Clearly, many uncertainties still exist. The paper focuses on the many questions that would face the sponsor of such a program–about how to invest the contributions, how large the fund should be, how to make sure the accounts are enhancing long-term retirement savings instead of cannibalizing them, and so forth.

The data points to a huge need for rainy day funds. “Forty-six percent of U.S. adults report that they either could not come up with $400 to cover an emergency expense” without borrowing or selling something, the authors write. “Among households whose head is age 61-70, median liquid net worth is $6,213, while the 25th percentile is $1.”
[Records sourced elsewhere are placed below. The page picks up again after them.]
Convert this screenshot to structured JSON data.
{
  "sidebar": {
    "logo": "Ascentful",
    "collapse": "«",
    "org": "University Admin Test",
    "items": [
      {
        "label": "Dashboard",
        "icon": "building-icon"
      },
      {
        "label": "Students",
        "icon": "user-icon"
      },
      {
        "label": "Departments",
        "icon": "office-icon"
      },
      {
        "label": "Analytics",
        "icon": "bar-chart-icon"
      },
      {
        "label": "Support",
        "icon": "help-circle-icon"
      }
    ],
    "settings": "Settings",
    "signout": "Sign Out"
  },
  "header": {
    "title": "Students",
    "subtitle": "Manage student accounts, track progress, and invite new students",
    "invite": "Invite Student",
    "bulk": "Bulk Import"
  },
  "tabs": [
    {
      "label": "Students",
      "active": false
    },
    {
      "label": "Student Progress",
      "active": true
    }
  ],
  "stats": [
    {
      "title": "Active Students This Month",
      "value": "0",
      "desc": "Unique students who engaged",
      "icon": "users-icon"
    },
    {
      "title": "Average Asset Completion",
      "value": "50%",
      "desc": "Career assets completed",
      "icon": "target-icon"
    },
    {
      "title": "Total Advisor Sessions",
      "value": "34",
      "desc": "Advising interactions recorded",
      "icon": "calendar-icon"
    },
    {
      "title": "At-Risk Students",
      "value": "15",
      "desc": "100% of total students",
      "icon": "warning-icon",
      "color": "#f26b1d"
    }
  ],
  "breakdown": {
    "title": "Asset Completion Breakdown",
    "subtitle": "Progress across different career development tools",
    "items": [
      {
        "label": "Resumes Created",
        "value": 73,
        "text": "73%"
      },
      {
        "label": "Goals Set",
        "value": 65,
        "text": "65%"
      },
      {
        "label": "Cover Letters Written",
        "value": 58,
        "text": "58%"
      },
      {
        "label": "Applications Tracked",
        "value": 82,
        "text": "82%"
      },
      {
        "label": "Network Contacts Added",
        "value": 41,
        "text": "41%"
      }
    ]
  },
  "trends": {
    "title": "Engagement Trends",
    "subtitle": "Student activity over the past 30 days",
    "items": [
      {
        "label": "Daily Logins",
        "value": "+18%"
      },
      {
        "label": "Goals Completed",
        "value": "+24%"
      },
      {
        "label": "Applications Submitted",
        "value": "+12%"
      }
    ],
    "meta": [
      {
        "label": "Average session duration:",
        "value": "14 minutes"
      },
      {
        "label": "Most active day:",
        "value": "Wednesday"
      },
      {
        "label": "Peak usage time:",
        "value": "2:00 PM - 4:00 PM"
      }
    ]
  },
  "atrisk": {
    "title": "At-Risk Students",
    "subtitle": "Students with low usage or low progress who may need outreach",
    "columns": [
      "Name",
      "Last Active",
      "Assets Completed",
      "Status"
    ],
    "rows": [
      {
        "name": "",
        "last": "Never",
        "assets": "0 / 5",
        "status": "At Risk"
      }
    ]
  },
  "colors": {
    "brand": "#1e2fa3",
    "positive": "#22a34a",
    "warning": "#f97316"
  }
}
The case against ‘Rothification’  

The Center for Retirement Research (CRR) at Boston College opposes “Rothification” of 401(k) plans. Its economists consider the idea, only recently shelved by Congress, to be a revenue-generating “gimmick” rather than a good-faith attempt to improve the retirement system. 
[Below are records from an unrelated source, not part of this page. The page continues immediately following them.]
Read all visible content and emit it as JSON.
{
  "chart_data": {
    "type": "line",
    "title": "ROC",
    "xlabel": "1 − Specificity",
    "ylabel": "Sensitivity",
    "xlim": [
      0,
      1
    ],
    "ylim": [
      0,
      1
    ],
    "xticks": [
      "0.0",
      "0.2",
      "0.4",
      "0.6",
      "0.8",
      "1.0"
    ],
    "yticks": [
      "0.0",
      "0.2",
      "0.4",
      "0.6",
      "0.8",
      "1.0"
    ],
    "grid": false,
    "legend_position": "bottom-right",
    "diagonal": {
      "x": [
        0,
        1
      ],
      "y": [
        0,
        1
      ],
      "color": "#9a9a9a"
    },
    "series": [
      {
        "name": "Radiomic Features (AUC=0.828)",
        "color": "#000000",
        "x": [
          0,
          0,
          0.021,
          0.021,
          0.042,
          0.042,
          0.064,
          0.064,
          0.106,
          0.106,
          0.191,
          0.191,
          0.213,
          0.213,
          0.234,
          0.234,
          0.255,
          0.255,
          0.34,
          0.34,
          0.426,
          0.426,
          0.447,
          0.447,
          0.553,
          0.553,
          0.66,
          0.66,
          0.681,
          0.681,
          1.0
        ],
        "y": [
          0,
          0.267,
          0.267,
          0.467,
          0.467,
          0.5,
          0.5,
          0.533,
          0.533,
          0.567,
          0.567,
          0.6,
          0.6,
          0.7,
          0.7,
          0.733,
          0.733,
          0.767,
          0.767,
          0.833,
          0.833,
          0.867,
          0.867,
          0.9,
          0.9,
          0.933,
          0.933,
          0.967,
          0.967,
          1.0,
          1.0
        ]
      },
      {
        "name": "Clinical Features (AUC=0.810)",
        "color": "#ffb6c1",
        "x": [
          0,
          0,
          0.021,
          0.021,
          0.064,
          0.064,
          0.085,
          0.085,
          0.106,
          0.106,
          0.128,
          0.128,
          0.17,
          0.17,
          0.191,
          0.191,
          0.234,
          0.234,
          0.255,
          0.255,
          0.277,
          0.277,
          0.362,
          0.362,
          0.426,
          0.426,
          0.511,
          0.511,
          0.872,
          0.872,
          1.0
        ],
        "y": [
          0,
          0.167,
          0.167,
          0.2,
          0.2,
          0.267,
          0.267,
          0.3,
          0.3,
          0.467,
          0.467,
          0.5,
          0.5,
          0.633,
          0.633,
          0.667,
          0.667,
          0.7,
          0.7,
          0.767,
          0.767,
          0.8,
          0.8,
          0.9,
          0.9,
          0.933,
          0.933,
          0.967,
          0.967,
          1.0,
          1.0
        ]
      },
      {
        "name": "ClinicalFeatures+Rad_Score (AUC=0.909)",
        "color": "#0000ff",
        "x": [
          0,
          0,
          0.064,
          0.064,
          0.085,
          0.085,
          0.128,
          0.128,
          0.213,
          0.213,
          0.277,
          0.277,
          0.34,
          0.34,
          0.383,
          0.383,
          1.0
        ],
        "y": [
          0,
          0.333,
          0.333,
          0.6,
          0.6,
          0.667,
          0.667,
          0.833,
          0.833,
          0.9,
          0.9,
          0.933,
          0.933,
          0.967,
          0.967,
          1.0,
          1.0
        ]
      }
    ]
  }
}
“Many better options exist if Congress wants to focus on improving the retirement system,” write CRR director Alicia Munnell and staff economist Gal Wettstein in a brief entitled, “Dodged a Bullet? ‘Rothification’ Likely to Reduce Retirement Saving.”  

A switch to Roth 401(k)s would reverse the current system, in which contributions are tax-deductible and withdrawals in retirement are taxed as ordinary income. Eliminating the tax deduction for contributions to 401(k) plans, Munnell and Wettstein claim, might have unpleasant unintended consequences, like eliminating an important incentive to save.

For the present, Congress has dropped its original Rothification proposal, which would have cannibalized the 401(k) system for near-term tax revenue in order to pay for the large corporate tax cuts. But that’s not very comforting, since it means that they don’t intend to update the flawed 401(k) system, which covers only about half the U.S. workforce at any given time and has no provision for income-generation in retirement.

Munnell and Wettstein recommend making auto-enrollment and auto-escalation of the default contribution rate mandatory. “Changes are also required on the draw-down side so that retirees do not either spend their money too quickly and outlive their savings or spend it too slowly and deprive themselves of necessities,” they write. “And expansion of coverage is needed for the half of private sector workers who have no employer-sponsored retirement plan at work.”